Le premier jour, établissez votre plan de visite à partir du catalogue du salon (stands à ne pas manquer). Collectez la documentation des concurrents (accessible souvent dans la Salle de Presse).
L’objectif est de vérifier que le salon correspond à vos attentes, de vérifier l’adéquation de votre offre par rapport au marché, de savoir 1 ou 2 ans en amont si une adaptation des produits est nécessaire ou une homologation requise.
Pensez à interroger les exposants français pendant le salon (depuis quand ils exposent, intérêt du salon, évolution, s’ils pensent revenir à la prochaine édition...)
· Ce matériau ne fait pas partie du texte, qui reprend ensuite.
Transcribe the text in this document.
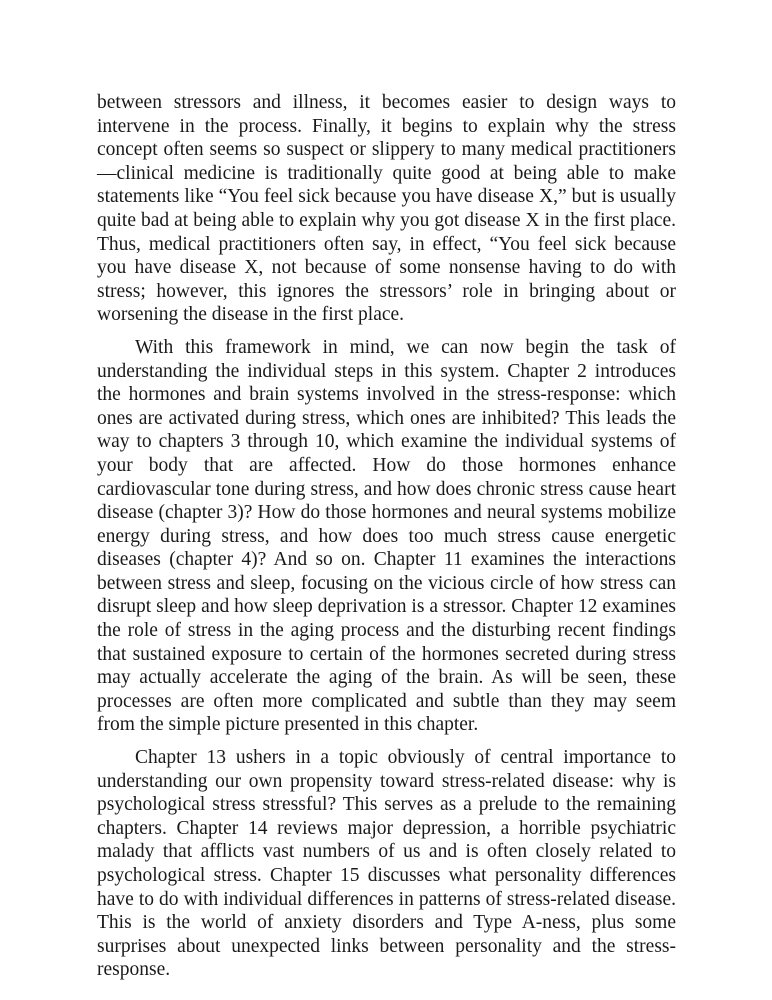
between stressors and illness, it becomes easier to design ways to intervene in the process. Finally, it begins to explain why the stress concept often seems so suspect or slippery to many medical practitioners—clinical medicine is traditionally quite good at being able to make statements like “You feel sick because you have disease X,” but is usually quite bad at being able to explain why you got disease X in the first place. Thus, medical practitioners often say, in effect, “You feel sick because you have disease X, not because of some nonsense having to do with stress; however, this ignores the stressors’ role in bringing about or worsening the disease in the first place.

With this framework in mind, we can now begin the task of understanding the individual steps in this system. Chapter 2 introduces the hormones and brain systems involved in the stress-response: which ones are activated during stress, which ones are inhibited? This leads the way to chapters 3 through 10, which examine the individual systems of your body that are affected. How do those hormones enhance cardiovascular tone during stress, and how does chronic stress cause heart disease (chapter 3)? How do those hormones and neural systems mobilize energy during stress, and how does too much stress cause energetic diseases (chapter 4)? And so on. Chapter 11 examines the interactions between stress and sleep, focusing on the vicious circle of how stress can disrupt sleep and how sleep deprivation is a stressor. Chapter 12 examines the role of stress in the aging process and the disturbing recent findings that sustained exposure to certain of the hormones secreted during stress may actually accelerate the aging of the brain. As will be seen, these processes are often more complicated and subtle than they may seem from the simple picture presented in this chapter.

Chapter 13 ushers in a topic obviously of central importance to understanding our own propensity toward stress-related disease: why is psychological stress stressful? This serves as a prelude to the remaining chapters. Chapter 14 reviews major depression, a horrible psychiatric malady that afflicts vast numbers of us and is often closely related to psychological stress. Chapter 15 discusses what personality differences have to do with individual differences in patterns of stress-related disease. This is the world of anxiety disorders and Type A-ness, plus some surprises about unexpected links between personality and the stress-response.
Au Grand Export, prévoyez de rester dans le pays 1 journée après le salon, voire plus (un 2ème voyage coûte plus cher) :
- pour visiter les magasins, si vous vendez des biens de consommation,
- pour visiter des sociétés avec lesquelles vous aurez établi des contacts au salon, ou avec des agents potentiels,
- ou simplement pour comprendre et vous imprégner de tout ce qui fait la spécificité du pays, pour rencontrer le Conseiller de la Mission Economique de l’Ambassade de France ou la CCIFE — Chambre de Commerce Franco-Etrangère (RV à prendre bien avant votre départ).

NB : Pour un premier salon export, nous vous conseillons de participer à une opération collective organisée par votre CCI, la Région, votre syndicat professionnel, ou UBIFRANCE. Vous bénéficiez des informations des autres participants, vous gagnez du temps: stand, hôtel, avion réservés pour vous, et vous bénéficiez dans certains cas d’aides régionales (si vous êtes une PME).

6. Renseignements de notoriété
Renseignez-vous sur vos prospects avant de vendre, sur vos agents ou distributeurs potentiels avant de signer un contrat.